Through personal experience, and in agreement with Rodriguez, Anoa'i said she believes there is a "toxic side" to perfectionism in sports, and that being a perfectionist should not be "completely praised."
"Perfectionism can be masked as and intertwined with depression," Anoa'i said. "That is something that sports psychologists work to hopefully limit or completely do away with within their student-athletes.”
Senior Thea Leimone is a student-athlete at Archer who committed to swim for Barnard College at Columbia University. Leimone said the toll swimming takes is “extreme,” and that she is still working on how to take care of her physical and mental wellbeing.
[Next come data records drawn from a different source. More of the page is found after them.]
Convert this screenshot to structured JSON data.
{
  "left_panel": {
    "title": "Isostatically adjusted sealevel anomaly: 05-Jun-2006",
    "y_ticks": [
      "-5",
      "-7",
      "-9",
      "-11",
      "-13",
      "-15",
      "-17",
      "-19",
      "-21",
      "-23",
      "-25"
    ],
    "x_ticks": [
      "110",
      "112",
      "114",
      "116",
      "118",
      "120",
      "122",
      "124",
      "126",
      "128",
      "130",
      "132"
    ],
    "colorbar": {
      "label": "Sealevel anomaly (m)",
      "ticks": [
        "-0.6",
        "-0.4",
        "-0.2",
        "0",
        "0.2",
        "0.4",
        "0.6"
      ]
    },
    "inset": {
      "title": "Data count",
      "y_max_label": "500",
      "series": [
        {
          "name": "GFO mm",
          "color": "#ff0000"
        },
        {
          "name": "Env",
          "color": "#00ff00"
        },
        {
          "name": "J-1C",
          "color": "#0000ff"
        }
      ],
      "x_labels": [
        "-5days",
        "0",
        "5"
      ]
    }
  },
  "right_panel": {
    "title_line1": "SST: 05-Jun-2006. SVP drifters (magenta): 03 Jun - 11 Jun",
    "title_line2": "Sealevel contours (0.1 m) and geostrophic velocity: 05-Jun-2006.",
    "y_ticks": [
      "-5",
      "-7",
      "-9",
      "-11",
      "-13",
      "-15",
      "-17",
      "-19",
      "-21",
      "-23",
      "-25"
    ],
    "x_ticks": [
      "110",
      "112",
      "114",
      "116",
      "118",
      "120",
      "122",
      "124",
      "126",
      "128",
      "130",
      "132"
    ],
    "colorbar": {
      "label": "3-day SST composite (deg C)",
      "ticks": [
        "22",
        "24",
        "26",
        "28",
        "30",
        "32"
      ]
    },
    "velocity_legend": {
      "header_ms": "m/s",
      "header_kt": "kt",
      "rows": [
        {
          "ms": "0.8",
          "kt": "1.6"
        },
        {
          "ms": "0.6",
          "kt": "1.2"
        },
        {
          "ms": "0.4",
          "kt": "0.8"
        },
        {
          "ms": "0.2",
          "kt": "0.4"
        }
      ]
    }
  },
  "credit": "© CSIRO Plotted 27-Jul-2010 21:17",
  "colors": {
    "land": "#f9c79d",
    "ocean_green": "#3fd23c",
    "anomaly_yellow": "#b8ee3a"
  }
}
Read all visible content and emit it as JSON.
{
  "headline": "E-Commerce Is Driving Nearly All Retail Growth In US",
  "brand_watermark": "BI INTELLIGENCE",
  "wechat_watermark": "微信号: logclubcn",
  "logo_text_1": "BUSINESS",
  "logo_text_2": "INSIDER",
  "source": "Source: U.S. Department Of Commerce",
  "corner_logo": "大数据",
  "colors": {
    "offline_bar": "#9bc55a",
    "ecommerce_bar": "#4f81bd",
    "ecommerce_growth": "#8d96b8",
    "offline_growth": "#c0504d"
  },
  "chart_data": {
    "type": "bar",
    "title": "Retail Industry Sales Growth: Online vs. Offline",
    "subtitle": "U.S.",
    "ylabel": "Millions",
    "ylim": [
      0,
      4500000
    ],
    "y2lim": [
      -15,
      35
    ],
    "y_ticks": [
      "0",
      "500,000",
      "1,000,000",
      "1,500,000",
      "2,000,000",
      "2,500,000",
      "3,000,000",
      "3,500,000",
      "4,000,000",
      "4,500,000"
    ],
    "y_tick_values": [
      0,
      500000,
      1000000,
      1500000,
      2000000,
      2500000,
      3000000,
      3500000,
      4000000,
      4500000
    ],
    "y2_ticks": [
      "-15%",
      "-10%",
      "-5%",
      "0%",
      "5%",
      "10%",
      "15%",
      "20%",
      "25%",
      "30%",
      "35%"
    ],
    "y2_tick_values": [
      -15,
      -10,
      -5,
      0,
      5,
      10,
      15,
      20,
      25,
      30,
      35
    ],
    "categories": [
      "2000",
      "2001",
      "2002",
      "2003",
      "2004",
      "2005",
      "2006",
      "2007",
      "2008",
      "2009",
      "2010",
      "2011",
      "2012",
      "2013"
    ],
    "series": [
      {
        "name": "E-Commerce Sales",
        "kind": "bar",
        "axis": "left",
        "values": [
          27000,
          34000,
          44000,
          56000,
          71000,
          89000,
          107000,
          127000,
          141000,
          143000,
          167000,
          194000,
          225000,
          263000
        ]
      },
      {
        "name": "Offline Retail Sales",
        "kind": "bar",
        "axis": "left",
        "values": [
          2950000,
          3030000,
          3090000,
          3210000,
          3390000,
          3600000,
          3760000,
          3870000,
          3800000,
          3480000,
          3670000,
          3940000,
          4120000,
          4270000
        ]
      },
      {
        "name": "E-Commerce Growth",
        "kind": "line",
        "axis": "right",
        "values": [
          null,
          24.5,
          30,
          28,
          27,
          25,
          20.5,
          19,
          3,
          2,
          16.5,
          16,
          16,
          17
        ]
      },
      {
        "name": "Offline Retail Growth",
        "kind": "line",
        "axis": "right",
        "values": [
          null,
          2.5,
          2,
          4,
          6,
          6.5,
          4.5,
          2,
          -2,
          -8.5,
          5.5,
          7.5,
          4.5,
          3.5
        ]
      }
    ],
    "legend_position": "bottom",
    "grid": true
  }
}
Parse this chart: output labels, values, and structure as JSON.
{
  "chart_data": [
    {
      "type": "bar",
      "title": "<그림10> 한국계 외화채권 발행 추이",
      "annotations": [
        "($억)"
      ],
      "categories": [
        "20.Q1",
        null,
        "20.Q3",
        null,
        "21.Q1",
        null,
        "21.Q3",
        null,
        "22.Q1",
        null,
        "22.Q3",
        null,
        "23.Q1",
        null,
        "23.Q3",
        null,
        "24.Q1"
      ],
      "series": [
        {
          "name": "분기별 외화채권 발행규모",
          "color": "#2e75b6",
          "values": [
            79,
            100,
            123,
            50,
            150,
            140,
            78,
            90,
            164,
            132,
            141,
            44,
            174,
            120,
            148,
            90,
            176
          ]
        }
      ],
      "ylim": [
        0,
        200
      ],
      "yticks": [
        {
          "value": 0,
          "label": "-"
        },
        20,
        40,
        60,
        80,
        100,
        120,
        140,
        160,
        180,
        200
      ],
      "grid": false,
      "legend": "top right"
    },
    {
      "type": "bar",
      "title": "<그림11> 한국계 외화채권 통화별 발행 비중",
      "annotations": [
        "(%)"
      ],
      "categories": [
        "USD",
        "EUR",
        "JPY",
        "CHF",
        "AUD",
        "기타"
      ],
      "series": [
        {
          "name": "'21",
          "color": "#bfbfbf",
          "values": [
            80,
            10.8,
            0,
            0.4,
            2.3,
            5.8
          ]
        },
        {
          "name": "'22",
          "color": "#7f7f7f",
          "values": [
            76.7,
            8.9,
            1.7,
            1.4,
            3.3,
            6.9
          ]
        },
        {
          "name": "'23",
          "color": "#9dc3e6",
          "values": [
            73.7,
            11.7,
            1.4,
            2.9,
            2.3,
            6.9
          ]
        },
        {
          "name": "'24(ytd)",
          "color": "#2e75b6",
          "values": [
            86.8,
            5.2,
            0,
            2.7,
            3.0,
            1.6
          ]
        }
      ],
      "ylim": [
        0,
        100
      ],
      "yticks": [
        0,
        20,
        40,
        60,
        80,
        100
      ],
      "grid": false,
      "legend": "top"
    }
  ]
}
“With my schedule, I can only get so many hours of sleep even if I went straight to bed when I got home,” Leimone said. “So sleep deprivation plays a big factor when you get to school and you're exhausted and it is a nonstop push. The other struggle that comes with exhaustion is having motivation.”
Daisy Marmur, a current junior at Archer, said she has also struggled with balancing her academic and athletic responsibilities. Marmur is a rhythmic gymnast who is a Maccabi Pan American Gold Medalist and Maccabi Finalist. She said that because the results of her meets are entirely subjective, it is easy to fixate on her routines' flaws and lose confidence in her abilities.
"I think celebrating the small victories and improvements is a big lesson that I have had to learn," Marmur said. "You have to find reasons to be happy with yourself because you are in a sport that is very competitive. And if you are not happy with yourself, nobody is going to be happy for you."
As the demand for sports psychologists grows, so does the need for newer and more research into the field. Anoa'i said the current mental health crisis within the student-athlete and professional athlete population requires in-depth research and a call to action.
"A lot of the time, athletes try to put on a persona of being unbreakable. When I was growing up, something coaches tried to enforce onto me was that you cannot cry, and that you have to be strong and show zero emotion," Anoa'i said. "However, in recent years, that has shifted because people realize that the standard is not realistic or healthy for any person, regardless of their age. Sports psychologists are necessary, not only for collegiate athletes, but for all athletes."